All of the boats managed to emerge unscathed from the doldrums, which, as the images sent from the media men show, will surely have shaken up the boats and the sailors. The four trimarans of the Ultim Class 32/23 are now enjoying a welcome respite, sailing on a long beam reach down the coast of Brazil. The only boat yet to reach the coast is Actual Leader, who at 4pm today was located around 200 miles off the north east of Brazil. With a south-easterly wind of around 10-15 knots, speeds this morning were fast, but with trade winds weakening in the afternoon, the leading trimarans, Maxi Edmond de Rothschild and MACIF, also began to slow down, with both boats making pitstops in Salvador de Bahia and Rio de Janeiro respectively.
The Maxi Edmond de Rothschild needs repairs to its daggerboard, which got damaged after colliding with an unidentified floating object. They’ll make the pitstop at Salvador, where they’re expected to arrive early tomorrow morning, with Cyril Dardahsti, General Manager of the Gitana team, supervising all the way from Lorient. “The technical team arrived last night at Salvador,” he explains. “Today, they need to prepare all the equipment so that when the boat arrives, the repair work can take place as quickly as possible. Of course, it’s not ideal to make a pitstop and it’s difficult for Franck and Charles, who have put in a lot of effort from the start to build the lead they now have over the rest of the fleet. That said, this stop is essential to get the boat back to sailing at its full potential.”

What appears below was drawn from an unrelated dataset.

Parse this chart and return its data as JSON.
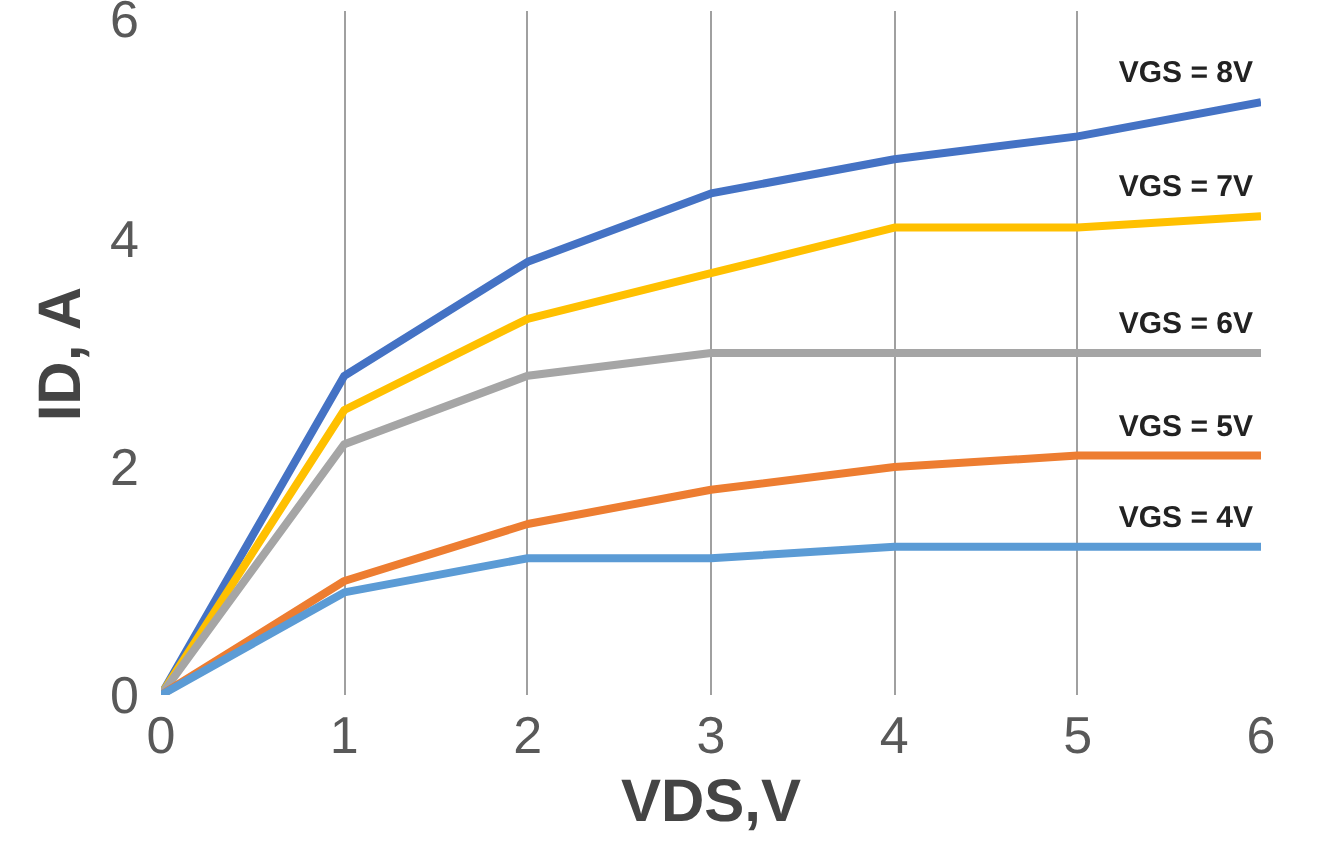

The pitstop for MACIF is equally important: their central hull rudder was damaged off Cape Verde, as François Gabart explained to media man Jérémie Eloy: "We were sailing relatively fast, at around 35-40 knots, when we hit something pretty hard. There was a sudden loud crash, as we violently hit an unidentified floating object, causing the central hull rudder to break. Located at the back of the central hull, this rudder is used to steer the boat. Luckily, we have three in total on our Ultim trimarans, so we still have the two float rudders as backups. Going straight, we continue to sail fast, but there are times when the boat becomes difficult to manoeuvre, and we come close to veering off track, a little like what I experienced last year in the Route du Rhum after we lost a float rudder.”
François Gabart and Gwénolé Gahinet, in consultation with the MACIF team, therefore made the decision to stop, and chose to carry out the repairs in Rio where they are due to arrive on Wednesday. "Given the good progress we’ve made and the logistics around this repair, the port at Rio seemed to us the best compromise. A small team will leave for Rio today. The spare rudder was provided by Banque Populaire," the MACIF team announced early Monday afternoon.

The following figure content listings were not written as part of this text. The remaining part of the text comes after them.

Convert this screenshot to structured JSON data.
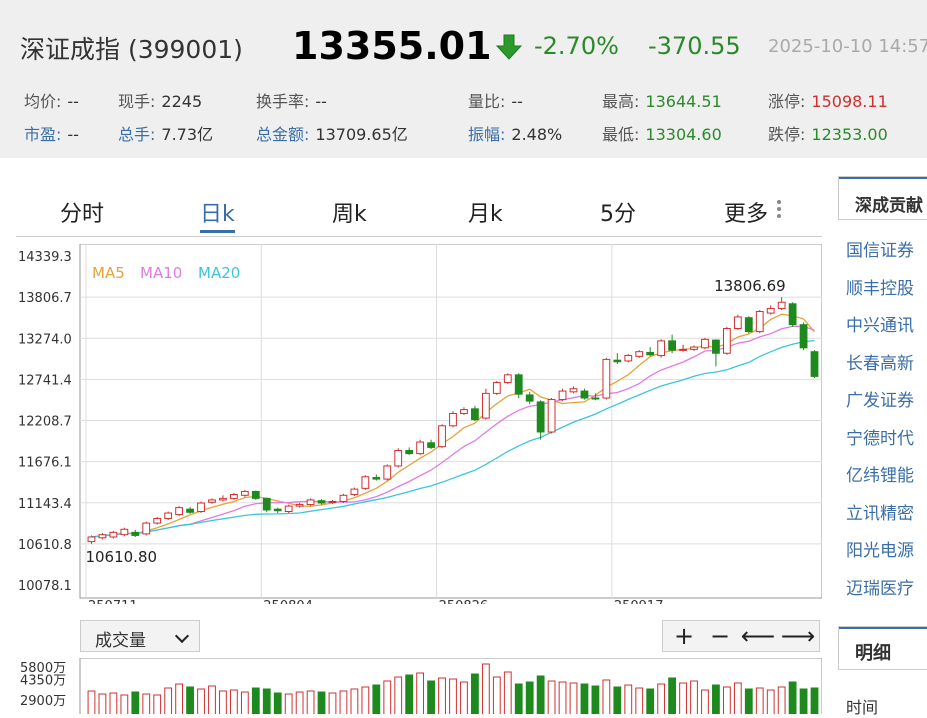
{
  "header": {
    "name": "深证成指 (399001)",
    "price": "13355.01",
    "change_pct": "-2.70%",
    "change": "-370.55",
    "time": "2025-10-10 14:57",
    "arrow_icon": "down-arrow-icon",
    "down_color": "#2a8a2a",
    "up_color": "#d03030"
  },
  "stats": {
    "avg_label": "均价:",
    "avg_value": "--",
    "cur_vol_label": "现手:",
    "cur_vol_value": "2245",
    "turnover_label": "换手率:",
    "turnover_value": "--",
    "vol_ratio_label": "量比:",
    "vol_ratio_value": "--",
    "high_label": "最高:",
    "high_value": "13644.51",
    "limit_up_label": "涨停:",
    "limit_up_value": "15098.11",
    "pe_label": "市盈:",
    "pe_value": "--",
    "total_vol_label": "总手:",
    "total_vol_value": "7.73亿",
    "amount_label": "总金额:",
    "amount_value": "13709.65亿",
    "amplitude_label": "振幅:",
    "amplitude_value": "2.48%",
    "low_label": "最低:",
    "low_value": "13304.60",
    "limit_down_label": "跌停:",
    "limit_down_value": "12353.00"
  },
  "tabs": [
    "分时",
    "日k",
    "周k",
    "月k",
    "5分",
    "更多"
  ],
  "active_tab": "日k",
  "chart_data": {
    "type": "candlestick",
    "y_ticks": [
      "14339.3",
      "13806.7",
      "13274.0",
      "12741.4",
      "12208.7",
      "11676.1",
      "11143.4",
      "10610.8",
      "10078.1"
    ],
    "ylim": [
      10078.1,
      14339.3
    ],
    "x_labels": [
      {
        "label": "250711",
        "index": 0
      },
      {
        "label": "250804",
        "index": 16
      },
      {
        "label": "250826",
        "index": 32
      },
      {
        "label": "250917",
        "index": 48
      }
    ],
    "max_label": "13806.69",
    "min_label": "10610.80",
    "legend": [
      {
        "name": "MA5",
        "color": "#e8a23a"
      },
      {
        "name": "MA10",
        "color": "#e27be0"
      },
      {
        "name": "MA20",
        "color": "#3cc4e0"
      }
    ],
    "up_color": "#d03030",
    "down_color": "#1e8a1e",
    "candles": [
      [
        10640,
        10700,
        10610.8,
        10720
      ],
      [
        10690,
        10730,
        10670,
        10750
      ],
      [
        10700,
        10760,
        10680,
        10780
      ],
      [
        10730,
        10800,
        10710,
        10820
      ],
      [
        10760,
        10720,
        10700,
        10790
      ],
      [
        10740,
        10880,
        10720,
        10900
      ],
      [
        10880,
        10940,
        10860,
        10960
      ],
      [
        10940,
        11010,
        10920,
        11030
      ],
      [
        10990,
        11080,
        10970,
        11100
      ],
      [
        11060,
        11020,
        11000,
        11090
      ],
      [
        11030,
        11140,
        11010,
        11160
      ],
      [
        11150,
        11180,
        11130,
        11200
      ],
      [
        11180,
        11200,
        11160,
        11240
      ],
      [
        11200,
        11250,
        11180,
        11270
      ],
      [
        11240,
        11290,
        11220,
        11310
      ],
      [
        11290,
        11200,
        11180,
        11300
      ],
      [
        11200,
        11050,
        11020,
        11210
      ],
      [
        11060,
        11040,
        11010,
        11080
      ],
      [
        11030,
        11100,
        11010,
        11120
      ],
      [
        11100,
        11120,
        11080,
        11140
      ],
      [
        11120,
        11180,
        11100,
        11200
      ],
      [
        11170,
        11140,
        11120,
        11190
      ],
      [
        11150,
        11160,
        11130,
        11180
      ],
      [
        11160,
        11240,
        11140,
        11260
      ],
      [
        11250,
        11320,
        11230,
        11340
      ],
      [
        11330,
        11480,
        11310,
        11500
      ],
      [
        11470,
        11450,
        11430,
        11510
      ],
      [
        11450,
        11620,
        11430,
        11640
      ],
      [
        11620,
        11820,
        11600,
        11850
      ],
      [
        11820,
        11780,
        11760,
        11860
      ],
      [
        11780,
        11930,
        11760,
        11960
      ],
      [
        11920,
        11860,
        11840,
        11960
      ],
      [
        11870,
        12140,
        11850,
        12160
      ],
      [
        12140,
        12300,
        12120,
        12330
      ],
      [
        12300,
        12350,
        12280,
        12380
      ],
      [
        12360,
        12220,
        12200,
        12400
      ],
      [
        12240,
        12560,
        12220,
        12620
      ],
      [
        12560,
        12700,
        12540,
        12720
      ],
      [
        12700,
        12800,
        12680,
        12820
      ],
      [
        12800,
        12550,
        12500,
        12820
      ],
      [
        12540,
        12460,
        12420,
        12580
      ],
      [
        12450,
        12060,
        11960,
        12470
      ],
      [
        12060,
        12480,
        12040,
        12500
      ],
      [
        12480,
        12590,
        12460,
        12620
      ],
      [
        12580,
        12620,
        12560,
        12650
      ],
      [
        12590,
        12500,
        12480,
        12620
      ],
      [
        12500,
        12490,
        12470,
        12560
      ],
      [
        12500,
        13000,
        12480,
        13020
      ],
      [
        12990,
        12970,
        12940,
        13080
      ],
      [
        12980,
        13050,
        12960,
        13070
      ],
      [
        13040,
        13100,
        13020,
        13120
      ],
      [
        13090,
        13060,
        13040,
        13160
      ],
      [
        13050,
        13240,
        13020,
        13260
      ],
      [
        13240,
        13120,
        13080,
        13320
      ],
      [
        13120,
        13130,
        13100,
        13190
      ],
      [
        13130,
        13160,
        13110,
        13180
      ],
      [
        13150,
        13260,
        13130,
        13280
      ],
      [
        13250,
        13080,
        12910,
        13260
      ],
      [
        13080,
        13400,
        13060,
        13420
      ],
      [
        13400,
        13550,
        13380,
        13580
      ],
      [
        13540,
        13360,
        13340,
        13560
      ],
      [
        13360,
        13620,
        13340,
        13640
      ],
      [
        13600,
        13660,
        13580,
        13700
      ],
      [
        13660,
        13740,
        13640,
        13806.69
      ],
      [
        13720,
        13450,
        13420,
        13740
      ],
      [
        13450,
        13150,
        13120,
        13480
      ],
      [
        13100,
        12780,
        12760,
        13120
      ]
    ],
    "volume": {
      "y_labels": [
        "5800万",
        "4350万",
        "2900万"
      ],
      "ylim": [
        0,
        5800
      ],
      "values": [
        2900,
        2600,
        2700,
        2500,
        2800,
        2600,
        2500,
        3200,
        3600,
        3300,
        3100,
        3400,
        2900,
        3000,
        2800,
        3200,
        3100,
        2700,
        2600,
        2800,
        2900,
        2800,
        2700,
        2900,
        3100,
        3300,
        3500,
        3900,
        4300,
        4500,
        4700,
        3900,
        4200,
        4100,
        3800,
        4600,
        5600,
        4300,
        4800,
        3600,
        3800,
        4400,
        3900,
        3800,
        3700,
        3600,
        3400,
        4000,
        3300,
        3500,
        3200,
        3100,
        3600,
        4200,
        3700,
        3900,
        3000,
        3500,
        3300,
        3700,
        3100,
        3200,
        3000,
        3300,
        3800,
        3100,
        3200
      ]
    }
  },
  "controls": {
    "volume_select": "成交量",
    "zoom_in": "+",
    "zoom_out": "−",
    "pan_left": "⟵",
    "pan_right": "⟶"
  },
  "sidebar": {
    "title": "深成贡献",
    "items": [
      "国信证券",
      "顺丰控股",
      "中兴通讯",
      "长春高新",
      "广发证券",
      "宁德时代",
      "亿纬锂能",
      "立讯精密",
      "阳光电源",
      "迈瑞医疗"
    ]
  },
  "detail": {
    "title": "明细",
    "sub": "时间"
  }
}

In this case, one boat’s loss is another boat’s gain. These two pitstops will inevitably benefit Sodebo Ultim 3 and Actual Leader, who are looking likely to pass Maxi Edmond de Rothschild and MACIF, despite the weather conditions looking unfavourable for going at high speeds, says Christian Dumard, weather consultant for Brest Atlantiques: "We can already see that the trade winds are looking shifty, and will continue to be fairly weak and erratic as far as Rio. That said, when they arrive in Rio - probably on Wednesday afternoon for the leaders of the fleet – there will be a strong easterly wind. This means that once they’ve sailed round the Cagarras Islands, they will then face strong winds going upwind. The conditions will not be easy, everyone must start thinking about their strategy and how to manoeuvre their boats.”